Echangistes ou accros du shopping ? Les propos de Subbaaiah suscitent stupéfaction et consternation: “J’ai vendu ma première femme pour 18 000 roupies [environ 323 euros]: elle n’était pas assez belle. Mais j’ai déboursé 58 000 roupies pour m’en acheter deux autres.”
Et il ne compte pas en rester là. Subbaaiah a l’intention d’en revendre une pour s’en payer une nouvelle. Comme lui, presque tous les hommes pinchapuri s’adonnent à cette frénésie de consommation. Les femmes n’ont pas l’air de s’en offusquer. Il faut dire que c’est la seule vie qu’elles connaissent.
La rationalisation de ce commerce a de quoi faire frémir. Dans cette communauté de 5000 personnes, les hommes changent de femme comme d’autres changent de voiture. Ce n’est ni un crime ni un tabou, mais un moyen d’empêcher l’adultère.
“Si un homme aime la femme d’un autre et que c’est réciproque, nous leur permettons de devenir mari et femme une fois l’affaire conclue. C’est le meilleur moyen d’éviter les aventures extraconjugales. La vente a lieu en présence de médiateurs et du chef de la caste, mais la femme doit avoir donné son accord préalable. Sinon, la vente ne se fait pas”, explique Subbaaiah.

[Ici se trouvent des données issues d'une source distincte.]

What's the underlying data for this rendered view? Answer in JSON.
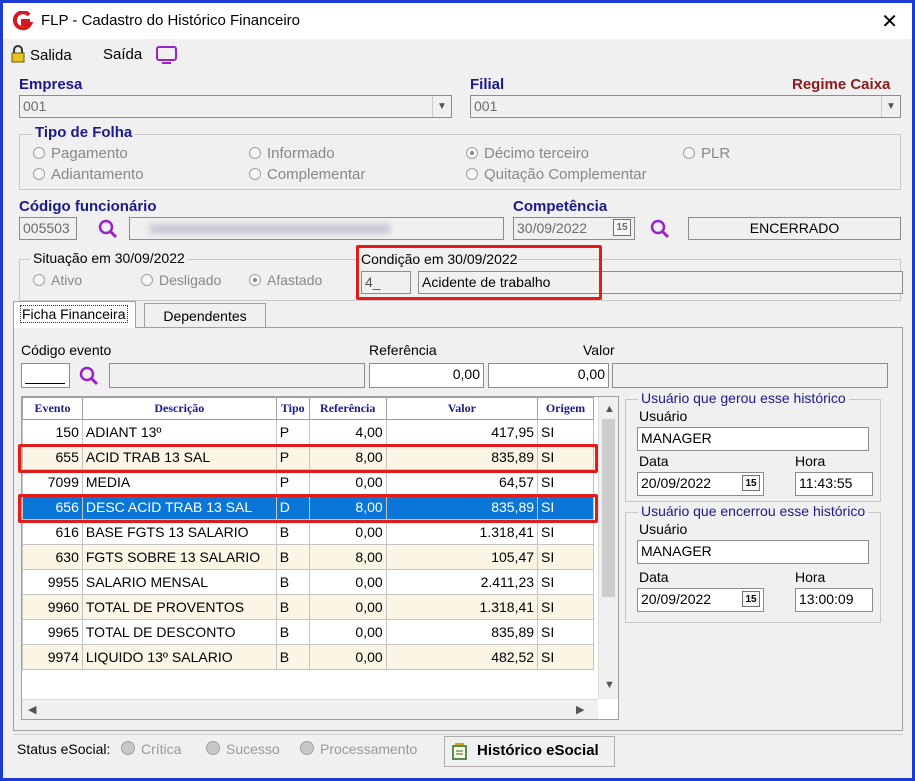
{
  "window": {
    "title": "FLP - Cadastro do Histórico Financeiro",
    "close_glyph": "✕"
  },
  "toolbar": {
    "exit_label": "Salida",
    "exit2_label": "Saída"
  },
  "empresa": {
    "label": "Empresa",
    "value": "001"
  },
  "filial": {
    "label": "Filial",
    "value": "001",
    "regime": "Regime Caixa"
  },
  "tipo_folha": {
    "title": "Tipo de Folha",
    "options": [
      "Pagamento",
      "Informado",
      "Décimo terceiro",
      "PLR",
      "Adiantamento",
      "Complementar",
      "Quitação Complementar"
    ],
    "selected": "Décimo terceiro"
  },
  "funcionario": {
    "label": "Código funcionário",
    "code": "005503"
  },
  "competencia": {
    "label": "Competência",
    "value": "30/09/2022",
    "status": "ENCERRADO",
    "cal_glyph": "15"
  },
  "situacao": {
    "title": "Situação em 30/09/2022",
    "options": [
      "Ativo",
      "Desligado",
      "Afastado"
    ],
    "selected": "Afastado"
  },
  "condicao": {
    "title": "Condição em 30/09/2022",
    "code": "4_",
    "desc": "Acidente de trabalho"
  },
  "tabs": [
    "Ficha Financeira",
    "Dependentes"
  ],
  "filter": {
    "evento_label": "Código evento",
    "ref_label": "Referência",
    "valor_label": "Valor",
    "ref_value": "0,00",
    "valor_value": "0,00"
  },
  "grid": {
    "headers": [
      "Evento",
      "Descrição",
      "Tipo",
      "Referência",
      "Valor",
      "Origem"
    ],
    "rows": [
      [
        "150",
        "ADIANT 13º",
        "P",
        "4,00",
        "417,95",
        "SI"
      ],
      [
        "655",
        "ACID TRAB 13 SAL",
        "P",
        "8,00",
        "835,89",
        "SI"
      ],
      [
        "7099",
        "MEDIA",
        "P",
        "0,00",
        "64,57",
        "SI"
      ],
      [
        "656",
        "DESC ACID TRAB 13 SAL",
        "D",
        "8,00",
        "835,89",
        "SI"
      ],
      [
        "616",
        "BASE FGTS 13 SALARIO",
        "B",
        "0,00",
        "1.318,41",
        "SI"
      ],
      [
        "630",
        "FGTS SOBRE 13 SALARIO",
        "B",
        "8,00",
        "105,47",
        "SI"
      ],
      [
        "9955",
        "SALARIO MENSAL",
        "B",
        "0,00",
        "2.411,23",
        "SI"
      ],
      [
        "9960",
        "TOTAL DE PROVENTOS",
        "B",
        "0,00",
        "1.318,41",
        "SI"
      ],
      [
        "9965",
        "TOTAL DE DESCONTO",
        "B",
        "0,00",
        "835,89",
        "SI"
      ],
      [
        "9974",
        "LIQUIDO 13º SALARIO",
        "B",
        "0,00",
        "482,52",
        "SI"
      ]
    ]
  },
  "gerou": {
    "title": "Usuário que gerou esse histórico",
    "user_label": "Usuário",
    "user": "MANAGER",
    "data_label": "Data",
    "data": "20/09/2022",
    "hora_label": "Hora",
    "hora": "11:43:55"
  },
  "encerrou": {
    "title": "Usuário que encerrou esse histórico",
    "user_label": "Usuário",
    "user": "MANAGER",
    "data_label": "Data",
    "data": "20/09/2022",
    "hora_label": "Hora",
    "hora": "13:00:09"
  },
  "footer": {
    "status_label": "Status eSocial:",
    "options": [
      "Crítica",
      "Sucesso",
      "Processamento"
    ],
    "button": "Histórico eSocial"
  },
  "colors": {
    "accent": "#1a1a8c",
    "border": "#1c3bd3",
    "highlight": "#e21b1b",
    "selection": "#0a77d8",
    "regime": "#8b1a1a"
  }
}
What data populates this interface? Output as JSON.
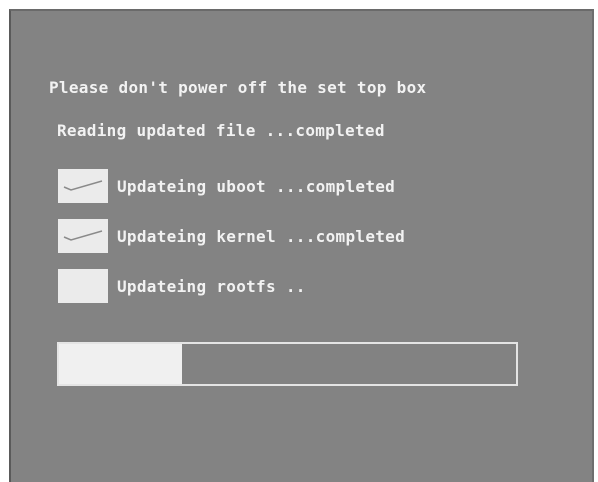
{
  "messages": {
    "warning": "Please don't power off the set top box",
    "reading": "Reading updated file ...completed"
  },
  "steps": [
    {
      "label": "Updateing uboot ...completed",
      "checked": true,
      "icon": "check-icon"
    },
    {
      "label": "Updateing kernel ...completed",
      "checked": true,
      "icon": "check-icon"
    },
    {
      "label": "Updateing rootfs ..",
      "checked": false,
      "icon": ""
    }
  ],
  "progress": {
    "fraction": 0.27
  },
  "colors": {
    "background": "#838383",
    "text": "#f2f2f2",
    "checkbox": "#ebebeb",
    "check_mark": "#8a8a8a",
    "progress_fill": "#f0f0f0",
    "progress_border": "#e4e4e4"
  }
}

Ce commerce a été pensé dans les moindres détails. Les enfants vivent avec leur mère et leur beau-père, mais le père biologique demeure leur propriétaire. En réalité, une fois qu’un homme a vendu sa femme, il se fiche comme d’une guigne de sa progéniture. Ces derniers doivent donc se débrouiller et se mettent à mendier, parfois dès l’âge de 5-6 ans, pour nourrir leurs aînés. Les adolescents élèvent des porcs ou aident leurs parents à fabriquer des balais, occupation ancestrale de cette secte.
Ils se rendent à Bombay, Pune et Bangalore pour vendre le produit de leur artisanat. Cette communauté vit dans l’Andhra Pradesh, entre Jammalamadugu, Mydukur, Badvel et Porumanilla.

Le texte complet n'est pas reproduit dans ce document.